P2 - New Instruction Ideas, Discussions and Requests

Bill Henning · 2014-03-28 10:50

Guys,

I am becoming very concerned that having more than one cog could allow users to be confused and make debugging code more difficult.

I mean how can they be guaranteed that they will always have one more cog to start?

How could they possible handle running out of cogs?

I think it would be much simpler to have only one cog.

While we are at it, we should also add interrupts.

After all, that is MUCH simpler and easier to debug!

[sarcasm mode: off]

mindrobots · 2014-03-28 10:52

MOOCH - Make Out of Order Calls to Hub, works for me!!

Bill Henning · 2014-03-28 10:54

My minimum happyness level is something I proposed many weeks ago.
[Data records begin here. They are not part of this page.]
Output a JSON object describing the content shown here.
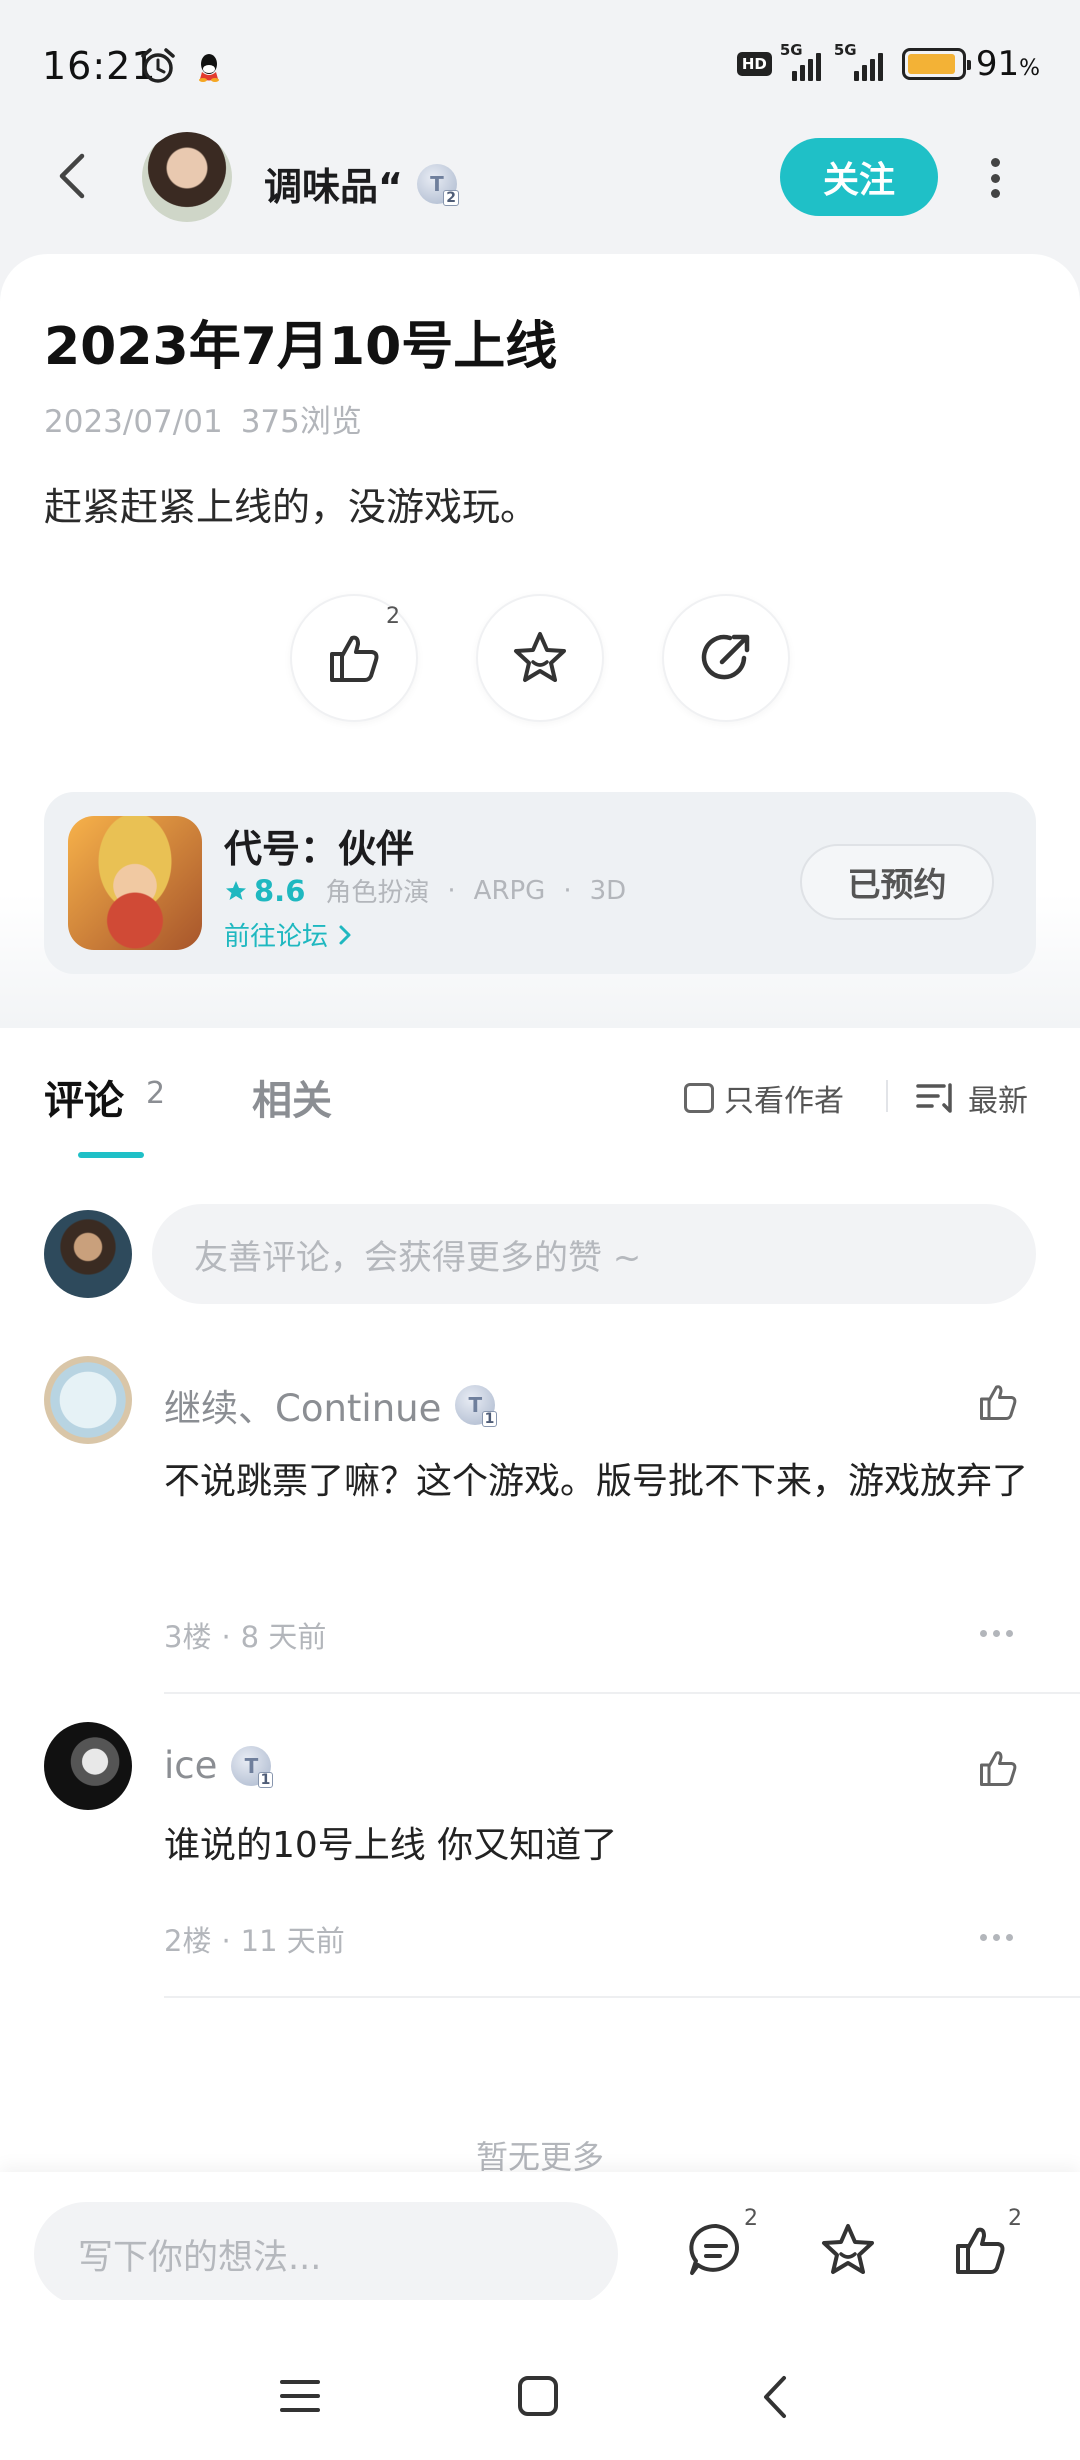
{
  "status_bar": {
    "time": "16:21",
    "network_badge": "HD",
    "sim1_label": "5G",
    "sim2_label": "5G",
    "battery_percent": "91",
    "battery_unit": "%",
    "battery_level": 0.91
  },
  "header": {
    "author_name": "调味品“",
    "author_level": "T",
    "author_level_sub": "2",
    "follow_label": "关注"
  },
  "post": {
    "title": "2023年7月10号上线",
    "date": "2023/07/01",
    "views": "375浏览",
    "body": "赶紧赶紧上线的，没游戏玩。",
    "like_count": "2"
  },
  "game": {
    "name": "代号：伙伴",
    "score": "8.6",
    "genre": "角色扮演",
    "tag1": "ARPG",
    "tag2": "3D",
    "forum_link": "前往论坛",
    "reserved_label": "已预约"
  },
  "tabs": {
    "comments_label": "评论",
    "comments_count": "2",
    "related_label": "相关",
    "only_author_label": "只看作者",
    "sort_label": "最新"
  },
  "comment_input_placeholder": "友善评论，会获得更多的赞 ~",
  "comments": [
    {
      "name": "继续、Continue",
      "level": "T",
      "level_sub": "1",
      "text": "不说跳票了嘛？这个游戏。版号批不下来，游戏放弃了",
      "floor": "3楼",
      "time": "8 天前"
    },
    {
      "name": "ice",
      "level": "T",
      "level_sub": "1",
      "text": "谁说的10号上线 你又知道了",
      "floor": "2楼",
      "time": "11 天前"
    }
  ],
  "no_more": "暂无更多",
  "bottom_bar": {
    "placeholder": "写下你的想法...",
    "comment_count": "2",
    "like_count": "2"
  },
  "colors": {
    "accent": "#1fc0c7",
    "battery": "#f3b236"
  }
}
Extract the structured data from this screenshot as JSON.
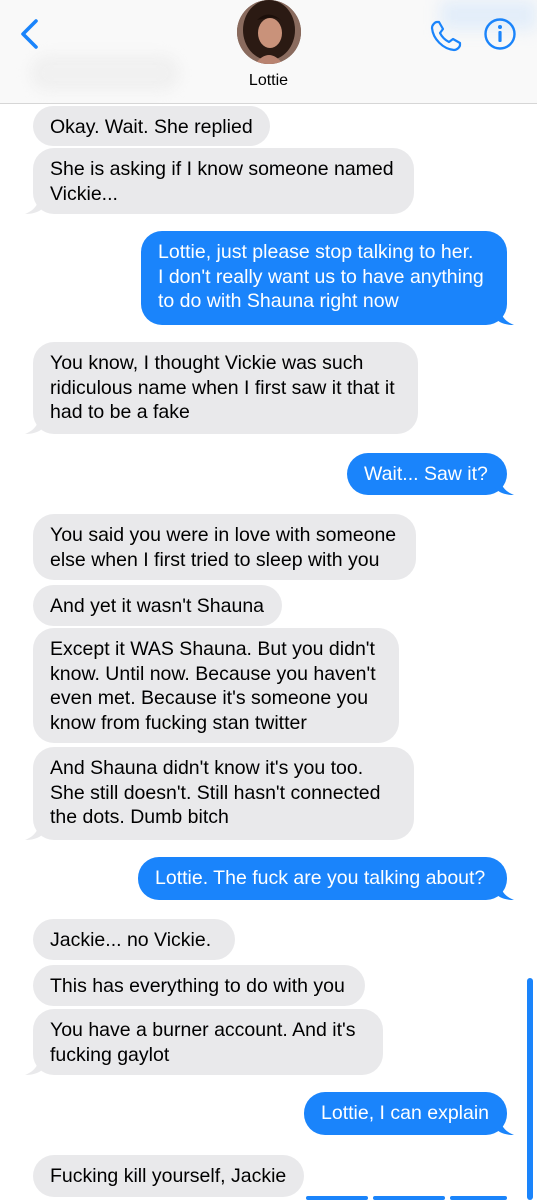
{
  "header": {
    "contact_name": "Lottie",
    "icons": {
      "back": "chevron-left-icon",
      "phone": "phone-icon",
      "info": "info-icon"
    },
    "accent_color": "#1a84fb"
  },
  "messages": [
    {
      "direction": "in",
      "text": "Okay. Wait. She replied"
    },
    {
      "direction": "in",
      "text": "She is asking if I know someone named\nVickie..."
    },
    {
      "direction": "out",
      "text": "Lottie, just please stop talking to her.\nI don't really want us to have anything\nto do with Shauna right now"
    },
    {
      "direction": "in",
      "text": "You know, I thought Vickie was such\nridiculous name when I first saw it that it\nhad to be a fake"
    },
    {
      "direction": "out",
      "text": "Wait... Saw it?"
    },
    {
      "direction": "in",
      "text": "You said you were in love with someone\nelse when I first tried to sleep with you"
    },
    {
      "direction": "in",
      "text": "And yet it wasn't Shauna"
    },
    {
      "direction": "in",
      "text": "Except it WAS Shauna. But you didn't\nknow. Until now. Because you haven't\neven met. Because it's someone you\nknow from fucking stan twitter"
    },
    {
      "direction": "in",
      "text": "And Shauna didn't know it's you too.\nShe still doesn't.  Still hasn't connected\nthe dots. Dumb bitch"
    },
    {
      "direction": "out",
      "text": "Lottie. The fuck are you talking about?"
    },
    {
      "direction": "in",
      "text": "Jackie... no Vickie."
    },
    {
      "direction": "in",
      "text": "This has everything to do with you"
    },
    {
      "direction": "in",
      "text": "You have a  burner account. And it's\nfucking gaylot"
    },
    {
      "direction": "out",
      "text": "Lottie, I can explain"
    },
    {
      "direction": "in",
      "text": "Fucking kill yourself, Jackie"
    }
  ]
}
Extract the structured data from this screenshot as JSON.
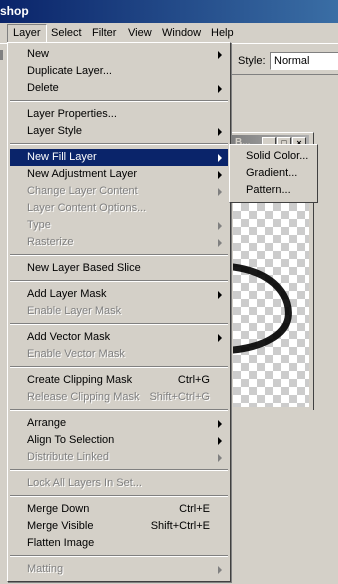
{
  "app": {
    "title_fragment": "shop"
  },
  "menubar": [
    {
      "id": "layer",
      "label": "Layer",
      "active": true
    },
    {
      "id": "select",
      "label": "Select"
    },
    {
      "id": "filter",
      "label": "Filter"
    },
    {
      "id": "view",
      "label": "View"
    },
    {
      "id": "window",
      "label": "Window"
    },
    {
      "id": "help",
      "label": "Help"
    }
  ],
  "options": {
    "style_label": "Style:",
    "style_value": "Normal"
  },
  "doc_window": {
    "title": "B..."
  },
  "layer_menu": [
    {
      "label": "New",
      "submenu": true
    },
    {
      "label": "Duplicate Layer..."
    },
    {
      "label": "Delete",
      "submenu": true
    },
    {
      "separator": true
    },
    {
      "label": "Layer Properties..."
    },
    {
      "label": "Layer Style",
      "submenu": true
    },
    {
      "separator": true
    },
    {
      "label": "New Fill Layer",
      "submenu": true,
      "highlighted": true
    },
    {
      "label": "New Adjustment Layer",
      "submenu": true
    },
    {
      "label": "Change Layer Content",
      "submenu": true,
      "disabled": true
    },
    {
      "label": "Layer Content Options...",
      "disabled": true
    },
    {
      "label": "Type",
      "submenu": true,
      "disabled": true
    },
    {
      "label": "Rasterize",
      "submenu": true,
      "disabled": true
    },
    {
      "separator": true
    },
    {
      "label": "New Layer Based Slice"
    },
    {
      "separator": true
    },
    {
      "label": "Add Layer Mask",
      "submenu": true
    },
    {
      "label": "Enable Layer Mask",
      "disabled": true
    },
    {
      "separator": true
    },
    {
      "label": "Add Vector Mask",
      "submenu": true
    },
    {
      "label": "Enable Vector Mask",
      "disabled": true
    },
    {
      "separator": true
    },
    {
      "label": "Create Clipping Mask",
      "shortcut": "Ctrl+G"
    },
    {
      "label": "Release Clipping Mask",
      "shortcut": "Shift+Ctrl+G",
      "disabled": true
    },
    {
      "separator": true
    },
    {
      "label": "Arrange",
      "submenu": true
    },
    {
      "label": "Align To Selection",
      "submenu": true
    },
    {
      "label": "Distribute Linked",
      "submenu": true,
      "disabled": true
    },
    {
      "separator": true
    },
    {
      "label": "Lock All Layers In Set...",
      "disabled": true
    },
    {
      "separator": true
    },
    {
      "label": "Merge Down",
      "shortcut": "Ctrl+E"
    },
    {
      "label": "Merge Visible",
      "shortcut": "Shift+Ctrl+E"
    },
    {
      "label": "Flatten Image"
    },
    {
      "separator": true
    },
    {
      "label": "Matting",
      "submenu": true,
      "disabled": true
    }
  ],
  "fill_submenu": [
    {
      "label": "Solid Color..."
    },
    {
      "label": "Gradient..."
    },
    {
      "label": "Pattern..."
    }
  ]
}
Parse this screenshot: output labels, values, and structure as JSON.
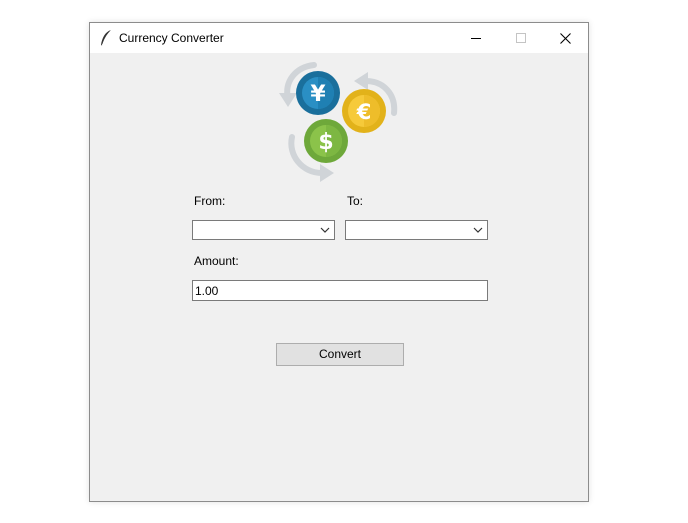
{
  "window": {
    "title": "Currency Converter",
    "app_icon": "feather-icon",
    "controls": {
      "minimize_icon": "minimize-icon",
      "maximize_icon": "maximize-icon",
      "close_icon": "close-icon"
    }
  },
  "logo": {
    "icon": "currency-exchange-icon",
    "symbols": {
      "yen": "¥",
      "euro": "€",
      "dollar": "$"
    },
    "colors": {
      "yen_coin": "#1a7bab",
      "euro_coin": "#f4c430",
      "dollar_coin": "#8bc34a",
      "arrows": "#d0d4d8"
    }
  },
  "form": {
    "from_label": "From:",
    "to_label": "To:",
    "amount_label": "Amount:",
    "from_value": "",
    "to_value": "",
    "amount_value": "1.00",
    "convert_label": "Convert"
  }
}
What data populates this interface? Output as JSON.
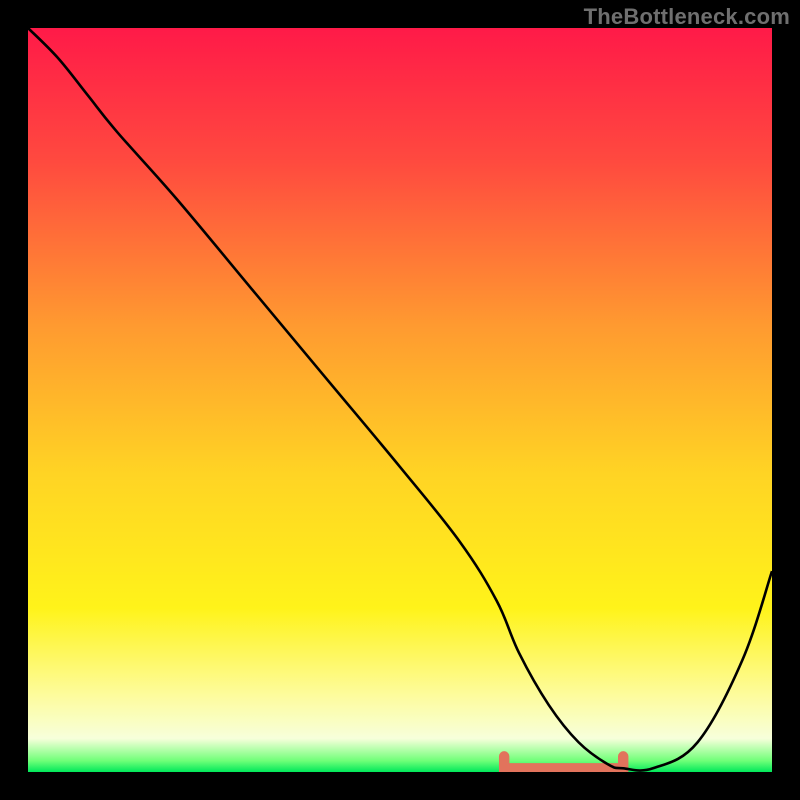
{
  "watermark": "TheBottleneck.com",
  "chart_data": {
    "type": "line",
    "title": "",
    "xlabel": "",
    "ylabel": "",
    "xlim": [
      0,
      100
    ],
    "ylim": [
      0,
      100
    ],
    "grid": false,
    "legend": false,
    "series": [
      {
        "name": "curve",
        "x": [
          0,
          4,
          8,
          12,
          20,
          30,
          40,
          50,
          58,
          63,
          66,
          70,
          74,
          78,
          80,
          84,
          90,
          96,
          100
        ],
        "y": [
          100,
          96,
          91,
          86,
          77,
          65,
          53,
          41,
          31,
          23,
          16,
          9,
          4,
          1,
          0.5,
          0.5,
          4,
          15,
          27
        ]
      }
    ],
    "optimal_band": {
      "x_range": [
        64,
        80
      ],
      "y": 0.5
    },
    "gradient_stops": [
      {
        "offset": 0.0,
        "color": "#ff1a48"
      },
      {
        "offset": 0.18,
        "color": "#ff4a3f"
      },
      {
        "offset": 0.4,
        "color": "#ff9a30"
      },
      {
        "offset": 0.6,
        "color": "#ffd424"
      },
      {
        "offset": 0.78,
        "color": "#fff31a"
      },
      {
        "offset": 0.9,
        "color": "#fdfca0"
      },
      {
        "offset": 0.955,
        "color": "#f7ffdb"
      },
      {
        "offset": 0.985,
        "color": "#6fff78"
      },
      {
        "offset": 1.0,
        "color": "#00e85a"
      }
    ]
  }
}
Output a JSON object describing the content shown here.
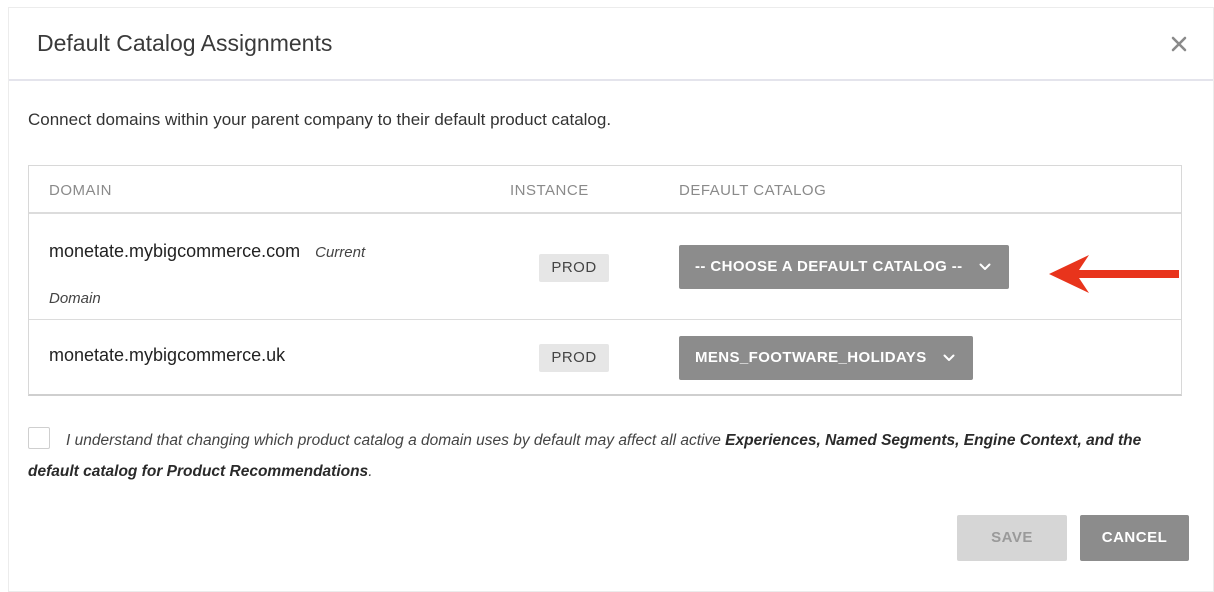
{
  "modal": {
    "title": "Default Catalog Assignments",
    "close_icon": "close-icon",
    "description": "Connect domains within your parent company to their default product catalog."
  },
  "table": {
    "headers": {
      "domain": "DOMAIN",
      "instance": "INSTANCE",
      "default_catalog": "DEFAULT CATALOG"
    },
    "rows": [
      {
        "domain": "monetate.mybigcommerce.com",
        "note_part1": "Current",
        "note_part2": "Domain",
        "instance": "PROD",
        "catalog": "-- CHOOSE A DEFAULT CATALOG --"
      },
      {
        "domain": "monetate.mybigcommerce.uk",
        "instance": "PROD",
        "catalog": "MENS_FOOTWARE_HOLIDAYS"
      }
    ]
  },
  "acknowledgement": {
    "checked": false,
    "text_prefix": "I understand that changing which product catalog a domain uses by default may affect all active ",
    "bold_experiences": "Experiences, Named Segments, Engine Context,",
    "text_middle": " ",
    "bold_default": "and the default catalog for Product Recommendations",
    "text_suffix": "."
  },
  "buttons": {
    "save": "SAVE",
    "cancel": "CANCEL"
  },
  "colors": {
    "dropdown_bg": "#8c8c8c",
    "arrow": "#e8341c",
    "save_disabled_bg": "#d6d6d6",
    "cancel_bg": "#8c8c8c"
  }
}
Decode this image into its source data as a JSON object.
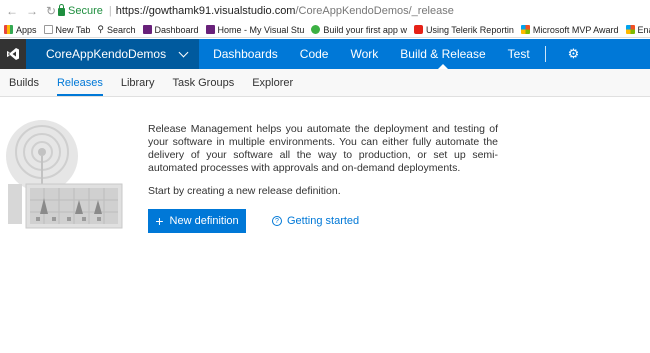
{
  "browser": {
    "secure_label": "Secure",
    "url_host": "https://gowthamk91.visualstudio.com",
    "url_path": "/CoreAppKendoDemos/_release"
  },
  "bookmarks": [
    {
      "label": "Apps",
      "icon": "apps-grid-icon",
      "color": "#e8453c"
    },
    {
      "label": "New Tab",
      "icon": "page-icon",
      "color": "#bbbbbb"
    },
    {
      "label": "Search",
      "icon": "search-icon",
      "color": "#555555"
    },
    {
      "label": "Dashboard",
      "icon": "vsts-icon",
      "color": "#68217a"
    },
    {
      "label": "Home - My Visual Stu",
      "icon": "vs-icon",
      "color": "#68217a"
    },
    {
      "label": "Build your first app w",
      "icon": "xamarin-icon",
      "color": "#3cb043"
    },
    {
      "label": "Using Telerik Reportin",
      "icon": "youtube-icon",
      "color": "#e62117"
    },
    {
      "label": "Microsoft MVP Award",
      "icon": "microsoft-icon",
      "color": "#f25022"
    },
    {
      "label": "Enabling Cro",
      "icon": "microsoft-icon",
      "color": "#f25022"
    }
  ],
  "topbar": {
    "project": "CoreAppKendoDemos",
    "nav": [
      "Dashboards",
      "Code",
      "Work",
      "Build & Release",
      "Test"
    ],
    "active_nav": "Build & Release",
    "accent": "#0078d7"
  },
  "subnav": {
    "tabs": [
      "Builds",
      "Releases",
      "Library",
      "Task Groups",
      "Explorer"
    ],
    "active": "Releases"
  },
  "main": {
    "description": "Release Management helps you automate the deployment and testing of your software in multiple environments. You can either fully automate the delivery of your software all the way to production, or set up semi-automated processes with approvals and on-demand deployments.",
    "start_text": "Start by creating a new release definition.",
    "new_definition_label": "New definition",
    "getting_started_label": "Getting started"
  }
}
ONE cog can enter hungry/green/recycle/mooch mode. No need for priorities, no need for arbitration, and still gets use ONE C/VM cog that can be faster.

potatohead wrote: »

Frankly, if we don't do it at all, I'm fine with that too. If we get any mor complex than, normal / mooch modes, I'm opposed anyway.

mindrobots · 2014-03-28 10:59

Bill Henning wrote: »

My minimum happyness level is something I proposed many weeks ago.

ONE cog can enter hungry/green/recycle/mooch mode. No need for priorities, no need for arbitration, and still gets use ONE C/VM cog that can be faster.

That introduces a feature that has presumed/potential benefit with a minimum about of silicon into the Propeller universe. Much like what was done with multi-threading and Task3. If it catches on and lives up to its potential, it can be leveraged more in the P3 design.

ctwardell · 2014-03-28 11:21

mindrobots wrote: »

That introduces a feature that has presumed/potential benefit with a minimum about of silicon into the Propeller universe. Much like what was done with multi-threading and Task3. If it catches on and lives up to its potential, it can be leveraged more in the P3 design.

I have to disagree with that assessment.

Limiting multithreading to single task was about the amount of silicon that would be consumed in giving all tasks multithreading ability as opposed to a single task.

Not implementing slot sharing or implementing a cobbled version of it seems to be driven primarily by the concern that it will be abused or misunderstood.

Maybe those are valid concerns.

Just keep in mind that if we leave it out, we are limiting what a user CAN do, based on what a user MIGHT do.

C.W.

Bill Henning · 2014-03-28 11:38

Agreed, and I don't think those are valid concerns.

Reductio ad absurdum:

- P2 might be used to control weapons.
- Weapons can cause significant harm.
- Therefore the P2 must not be produced.

ctwardell wrote: »

I have to disagree with that assessment.

Limiting multithreading to single task was about the amount of silicon that would be consumed in giving all tasks multithreading ability as opposed to a single task.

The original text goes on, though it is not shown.